Dos atentados con explosivos dejaron un policía muerto y varias personas heridas durante las primeras horas del nuevo gobierno colombiano.
Colombia vivió una jornada marcada por la violencia apenas un día después de la asunción del presidente Abelardo de la Espriella. Dos ataques con explosivos se registraron en distintos puntos del país, dejando al menos un policía muerto y varias personas heridas.
El primer atentado ocurrió durante la madrugada del sábado en un peaje en construcción ubicado sobre la carretera Panamericana, en el municipio de Santander de Quilichao, departamento del Cauca. Un vehículo cargado con explosivos fue abandonado en el lugar y posteriormente detonó, provocando importantes daños en la infraestructura y heridas leves a dos guardias de seguridad.
Según información preliminar del Ejército colombiano, el ataque habría sido cometido por las estructuras Dagoberto Ramos y Jaime Martínez, pertenecientes a las disidencias de las extintas Fuerzas Armadas Revolucionarias de Colombia (FARC).
Ataque con drones dejó un policía muerto
Horas después se registró un segundo ataque en el departamento del Cesar, en el norte del país. Una estación policial fue atacada mediante drones cargados con explosivos, provocando la muerte de uno de los agentes.
Hasta el momento, las autoridades no habían atribuido oficialmente este segundo ataque a una organización armada específica. El presidente De la Espriella condenó los hechos y aseguró que los responsables deberán responder ante la Justicia.
Los atentados ocurrieron poco después de que el nuevo mandatario asumiera el cargo y anunciara una política de seguridad más contundente frente a los grupos armados y las organizaciones vinculadas al narcotráfico.

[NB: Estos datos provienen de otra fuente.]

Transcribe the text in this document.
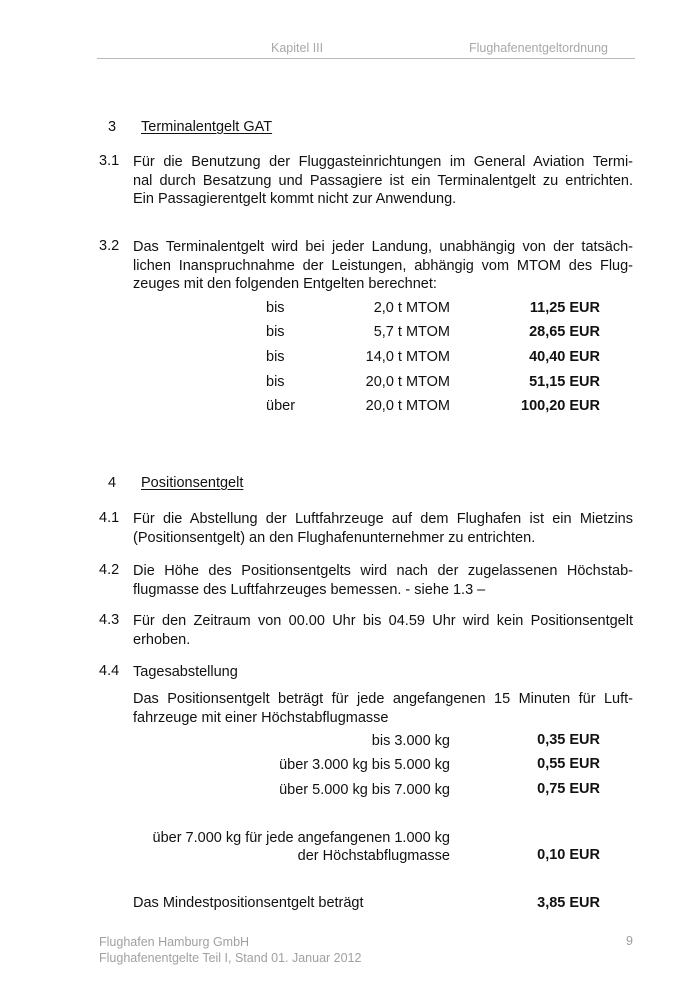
Kapitel III	Flughafenentgeltordnung
3 Terminalentgelt GAT
3.1 Für die Benutzung der Fluggasteinrichtungen im General Aviation Termi-
nal durch Besatzung und Passagiere ist ein Terminalentgelt zu entrichten.
Ein Passagierentgelt kommt nicht zur Anwendung.
3.2 Das Terminalentgelt wird bei jeder Landung, unabhängig von der tatsäch-
lichen Inanspruchnahme der Leistungen, abhängig vom MTOM des Flug-
zeuges mit den folgenden Entgelten berechnet:
bis	2,0 t MTOM	11,25 EUR
bis	5,7 t MTOM	28,65 EUR
bis	14,0 t MTOM	40,40 EUR
bis	20,0 t MTOM	51,15 EUR
über	20,0 t MTOM	100,20 EUR
4 Positionsentgelt
4.1 Für die Abstellung der Luftfahrzeuge auf dem Flughafen ist ein Mietzins
(Positionsentgelt) an den Flughafenunternehmer zu entrichten.
4.2 Die Höhe des Positionsentgelts wird nach der zugelassenen Höchstab-
flugmasse des Luftfahrzeuges bemessen. - siehe 1.3 –
4.3 Für den Zeitraum von 00.00 Uhr bis 04.59 Uhr wird kein Positionsentgelt
erhoben.
4.4 Tagesabstellung
Das Positionsentgelt beträgt für jede angefangenen 15 Minuten für Luft-
fahrzeuge mit einer Höchstabflugmasse
bis 3.000 kg	0,35 EUR
über 3.000 kg bis 5.000 kg	0,55 EUR
über 5.000 kg bis 7.000 kg	0,75 EUR
über 7.000 kg für jede angefangenen 1.000 kg
der Höchstabflugmasse	0,10 EUR
Das Mindestpositionsentgelt beträgt	3,85 EUR
Flughafen Hamburg GmbH
Flughafenentgelte Teil I, Stand 01. Januar 2012
9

De la Espriella promete una política de mano dura

Durante su ceremonia de posesión en Cali, De la Espriella advirtió a los grupos ilegales que deberán someterse a la ley o enfrentar la acción de la fuerza pública.
El nuevo presidente también descartó continuar con la política de diálogos de paz impulsada durante el gobierno de Gustavo Petro. Como primera medida de seguridad, su administración anunció el traslado de 117 presos vinculados con antiguos procesos de paz hacia cárceles de máxima seguridad.
El Gobierno justificó la medida como parte de una estrategia para recuperar el control de los centros penitenciarios e impedir que las estructuras criminales continúen coordinando actividades ilícitas desde las cárceles.
Un desafío inmediato para el nuevo gobierno
La sucesión de ataques representa uno de los primeros grandes desafíos para la administración de De la Espriella, que llegó al poder con la promesa de combatir con mayor dureza a los grupos armados.
El atentado contra la infraestructura de la carretera Panamericana también puso de manifiesto la importancia estratégica del Cauca, una región afectada durante años por la presencia de organizaciones armadas y economías ilícitas.
Las autoridades mantienen desplegados efectivos militares y equipos especializados para inspeccionar las zonas afectadas y determinar con precisión quiénes estuvieron detrás de los ataques.